Su delicado talle es tan esbelto,
que sin duda las Gracias le han formado:
breve es su planta, su ademán resuelto,
y su seno gracioso y abultado:
cuando el negro cabello ondea suelto
alrededor del cuello torneado,
ver en todo su cuerpo me imagino
la obra mejor del Hacedor Divino.

Luce en sus ojos el color obscuro,
pero chispeando de celeste fuego,
y su mirada al corazón más duro
en blanda cera lo convierte luego.
Más ¿habré de meterme en el apuro,
yo, pobre bardo que a escribir me entrego,
cuando ya tantos otros han escrito,
de pintar lo que miles han descrito?

Frente espaciosa, y un si es no es henchida,
en que los signos del talento lucen,
boca pequeña y a la vez pulida,
donde las perlas y el coral relucen:
tanta gracia mil veces repetida,
que los poetas sin cansarse aducen
para pintar sus bellas heroínas,
son, describiendo a mi Leonor, mezquinas.

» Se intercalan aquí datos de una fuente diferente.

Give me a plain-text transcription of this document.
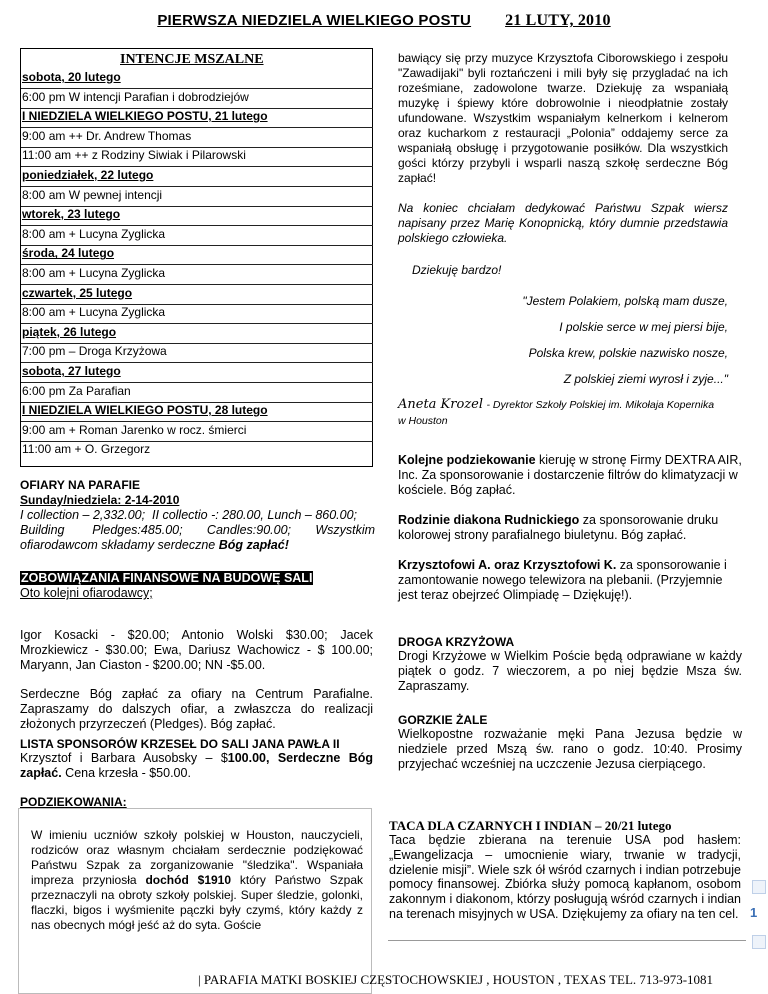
PIERWSZA NIEDZIELA WIELKIEGO POSTU 21 LUTY, 2010
INTENCJE MSZALNE
sobota, 20 lutego
6:00 pm W intencji Parafian i dobrodziejów
I NIEDZIELA WIELKIEGO POSTU, 21 lutego
9:00 am ++ Dr. Andrew Thomas
11:00 am ++ z Rodziny Siwiak i Pilarowski
poniedziałek, 22 lutego
8:00 am W pewnej intencji
wtorek, 23 lutego
8:00 am + Lucyna Zyglicka
środa, 24 lutego
8:00 am + Lucyna Zyglicka
czwartek, 25 lutego
8:00 am + Lucyna Zyglicka
piątek, 26 lutego
7:00 pm – Droga Krzyżowa
sobota, 27 lutego
6:00 pm Za Parafian
I NIEDZIELA WIELKIEGO POSTU, 28 lutego
9:00 am + Roman Jarenko w rocz. śmierci
11:00 am + O. Grzegorz
OFIARY NA PARAFIE
Sunday/niedziela: 2-14-2010
I collection – 2,332.00;  II collectio -: 280.00, Lunch – 860.00;
Building        Pledges:485.00;       Candles:90.00;       Wszystkim
ofiarodawcom składamy serdeczne Bóg zapłać!
ZOBOWIĄZANIA FINANSOWE NA BUDOWĘ SALI
Oto kolejni ofiarodawcy;
Igor Kosacki - $20.00; Antonio Wolski $30.00; Jacek Mrozkiewicz - $30.00; Ewa, Dariusz Wachowicz - $ 100.00; Maryann, Jan Ciaston - $200.00; NN -$5.00.
Serdeczne Bóg zapłać za ofiary na Centrum Parafialne. Zapraszamy do dalszych ofiar, a zwłaszcza do realizacji złożonych przyrzeczeń (Pledges). Bóg zapłać.
LISTA SPONSORÓW KRZESEŁ DO SALI JANA PAWŁA II
Krzysztof i Barbara Ausobsky – $100.00, Serdeczne Bóg zapłać. Cena krzesła - $50.00.
PODZIEKOWANIA:
W imieniu uczniów szkoły polskiej w Houston, nauczycieli, rodziców oraz własnym chciałam serdecznie podziękować Państwu Szpak za zorganizowanie "śledzika". Wspaniała impreza przyniosła dochód $1910 który Państwo Szpak przeznaczyli na obroty szkoły polskiej. Super śledzie, golonki, flaczki, bigos i wyśmienite pączki były czymś, który każdy z nas obecnych mógł jeść aż do syta. Goście
bawiący się przy muzyce Krzysztofa Ciborowskiego i zespołu "Zawadijaki" byli roztańczeni i mili były się przygladać na ich roześmiane, zadowolone twarze. Dziekuję za wspaniałą muzykę i śpiewy które dobrowolnie i nieodpłatnie zostały ufundowane. Wszystkim wspaniałym kelnerkom i kelnerom oraz kucharkom z restauracji „Polonia” oddajemy serce za wspaniałą obsługę i przygotowanie posiłków. Dla wszystkich gości którzy przybyli i wsparli naszą szkołę serdeczne Bóg zapłać!
Na koniec chciałam dedykować Państwu Szpak wiersz napisany przez Marię Konopnicką, który dumnie przedstawia polskiego człowieka.
Dziekuję bardzo!
"Jestem Polakiem, polską mam dusze,
I polskie serce w mej piersi bije,
Polska krew, polskie nazwisko nosze,
Z polskiej ziemi wyrosł i zyje..."
Aneta Krozel - Dyrektor Szkoły Polskiej im. Mikołaja Kopernika
w Houston
Kolejne podziekowanie kieruję w stronę Firmy DEXTRA AIR, Inc. Za sponsorowanie i dostarczenie filtrów do klimatyzacji w kościele. Bóg zapłać.
Rodzinie diakona Rudnickiego za sponsorowanie druku kolorowej strony parafialnego biuletynu. Bóg zapłać.
Krzysztofowi A. oraz Krzysztofowi K. za sponsorowanie i zamontowanie nowego telewizora na plebanii. (Przyjemnie jest teraz obejrzeć Olimpiadę – Dziękuję!).
DROGA KRZYŻOWA
Drogi Krzyżowe w Wielkim Poście będą odprawiane w każdy piątek o godz. 7 wieczorem, a po niej będzie Msza św. Zapraszamy.
GORZKIE ŻALE
Wielkopostne rozważanie męki Pana Jezusa będzie w niedziele przed Mszą św. rano o godz. 10:40. Prosimy przyjechać wcześniej na uczczenie Jezusa cierpiącego.
TACA DLA CZARNYCH I INDIAN – 20/21 lutego
Taca będzie zbierana na terenuie USA pod hasłem: „Ewangelizacja – umocnienie wiary, trwanie w tradycji, dzielenie misji”. Wiele szk ół wśród czarnych i indian potrzebuje pomocy finansowej. Zbiórka służy pomocą kapłanom, osobom zakonnym i diakonom, którzy posługują wśród czarnych i indian na terenach misyjnych w USA. Dziękujemy za ofiary na ten cel.
| PARAFIA MATKI BOSKIEJ CZĘSTOCHOWSKIEJ , HOUSTON , TEXAS TEL. 713-973-1081
1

Baste, pues, sobre prendas corporales,
y hablemos de su noble entendimiento,
que es como fértil planta entre breñales
nacida sin cultivo ni fomento;
mas su despejo y su vigor son tales,
que a tener el más leve pulimento,
daría en profusión rico tributo
de sazonado y exquisito fruto.

Por desgracia, en los tiempos de que trato
poco servían tan brillantes dotes,
y era en las niñas excesivo ornato
el saber algo más que hacer palotes:
coser, bordar y por la noche un rato
leer devotamente unos librotes
donde raros prodigios se ingirieran,
los ejercicios femeniles eran.

Y si Leonor tenía letra hermosa,
era porque copiaba de contino
novenas que su madre religiosa
juzgaba flores del amor divino;
y siempre que ocurría alguna cosa
en que importaba el escribir con tino,
desde el amo de casa hasta el sirviente,
hacían de Leonor su confidente.

Un viejo motilón, que era muy diestro
en tocar en el órgano una misa,
y con su canto lúgubre y siniestro
causaba a veces a los niños risa,
fue de clave y de canto su maestro,
y si bien la enseñanza anduvo a prisa,
de tal manera adelantó la dama,
que hizo adquirir al motilón gran fama.

En casa de Leonor no se permite
visitar sino a Condes y Marqueses;
gente de estado llano no se admite,
sino por grande precisión a veces.
El padre confesor hace en desquite
mas de veinte visitas en dos meses
y siempre su persona gorda y santa
a la familia con su vista encanta.

Pues si bien su moral es algo estricta,
son sus discursos fáciles y amenos,
y al mismo tiempo que consejos dicta,
cuenta pasajes de chuscadas llenos.
Y sobre todo su elocuencia invicta
parece despedir rayos y truenos,
cuando por blanco de su arenga toma
a los herejes que condena Roma.

Este oráculo vivo de la casa
del Marqués, tiene en ella tal imperio,
que por precepto incuestionable pasa
cuanta regla prescribe su criterio;
con cuidado especial no se traspasa
lo que él decide sobre baile serio,
siendo sólo el minuet lícita danza,
e invención infernal la contradanza.

En los días también de alguna fiesta
dice que puede haber gran manducacio,
y mesa de manjares bien repuesta,
pero con el licor se ande despacio:
que haya un poco de canto, que haya orquesta,
mas que se deje suficiente espacio
entre ambos sexos, pues la vil lujuria
con la proximidad se vuelve furia.

Y a las diez de la noche cada uno
se retire a su casa sin desvelo,
que el pasar de esta hora es importuno
y anuncia planes que reprueba el cielo.
Yo estoy con este padre: yo me aduno
a los consejos de su santo celo,
y de ver tal mutación en años pocos,
exclamó: “¡Oh tempora corrupta! ¡Oh locos!”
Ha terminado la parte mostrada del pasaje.